Is cloud backup any better though? I mean... you're dependant on so many things. Like your Internet speed, for one. Trying to backup GBs of data on the cloud is arguably a more tiring experience than just getting a sync program and doing it automatically to an external that you plug in once or twice a month.

 

[Vyroxis]

This is why I am happy I have no important files anywhere. I have no qualms wiping my drives and starting from scratch.

 

[Timedog]

it would be like a sexual version of robocop.

WHOA

 

[Orbis]

Is cloud backup any better though? I mean... you're dependant on so many things. Like your Internet speed, for one. Trying to backup GBs of data on the cloud is arguably a more tiring experience than just getting a sync program and doing it automatically to an external that you plug in once or twice a month.

Only if you plan on repeatedly backing up many GBs of data. For some people, this is mostly going to be a possibly lengthy one time process, followed by much smaller backups of new files. I have several gigabytes of photos for example, but that's in total, so I don't have to keep backing these up. I also use an external drive though.

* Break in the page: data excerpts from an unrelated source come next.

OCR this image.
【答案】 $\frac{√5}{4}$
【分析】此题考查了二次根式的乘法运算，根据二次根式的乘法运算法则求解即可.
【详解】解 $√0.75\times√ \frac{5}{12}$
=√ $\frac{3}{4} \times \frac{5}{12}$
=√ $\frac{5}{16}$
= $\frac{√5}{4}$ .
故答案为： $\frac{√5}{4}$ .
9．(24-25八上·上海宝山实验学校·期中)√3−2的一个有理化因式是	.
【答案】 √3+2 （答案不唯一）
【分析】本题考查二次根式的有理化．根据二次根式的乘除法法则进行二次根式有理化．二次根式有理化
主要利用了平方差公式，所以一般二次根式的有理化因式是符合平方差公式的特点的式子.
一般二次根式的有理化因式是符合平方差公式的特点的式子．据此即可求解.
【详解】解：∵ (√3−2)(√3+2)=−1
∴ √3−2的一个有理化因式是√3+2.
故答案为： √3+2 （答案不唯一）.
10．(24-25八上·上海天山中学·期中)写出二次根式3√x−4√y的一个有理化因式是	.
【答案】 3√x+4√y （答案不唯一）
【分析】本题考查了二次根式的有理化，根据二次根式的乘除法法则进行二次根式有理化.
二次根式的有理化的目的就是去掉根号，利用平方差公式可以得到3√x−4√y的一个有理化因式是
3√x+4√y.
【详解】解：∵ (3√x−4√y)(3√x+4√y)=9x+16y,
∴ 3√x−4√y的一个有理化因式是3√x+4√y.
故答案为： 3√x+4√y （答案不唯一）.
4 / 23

Just some info on Dropbox and this 'ransomware' though; because Dropbox automatically syncs your files, if Cryptolocker encrypts everything in your Dropbox folder, these files will be picked up and uploaded by Dropbox and overwrite the cloud version. No need to panic if this happens; obviously you'll first want to disable Dropbox on the infected PC, clean the PC of this infection, then you can restore previous versions of any encrypted files from the Dropbox website. Dropbox keeps old versions of files for 30 days I believe, at no cost to your overall storage space.

And generally there's no real need to panic over this particular piece of software. It's not massively widespread, but it should serve as a reminder to check your security and backup methods generally.

 

[Enco]

Well that's just a HUGE exaggeration.

Do you really think your average joe blow will remember to do this or be bothered? I consider my self fairly savvy and even I would forget and not bother.

Why making something like this annoying when we have automatic backups available?

Is cloud backup any better though? I mean... you're dependant on so many things. Like your Internet speed, for one. Trying to backup GBs of data on the cloud is arguably a more tiring experience than just getting a sync program and doing it automatically to an external that you plug in once or twice a month.

Huge files are best backed up automatically to an external HDD, yes.

Small files that 99% of people are concerned with can be easily backed up to the cloud.

All I'm saying is that an automatic solution is infinitely better than a manual backup. No questions asked.

The best backup is one that's up to date and one you actually use.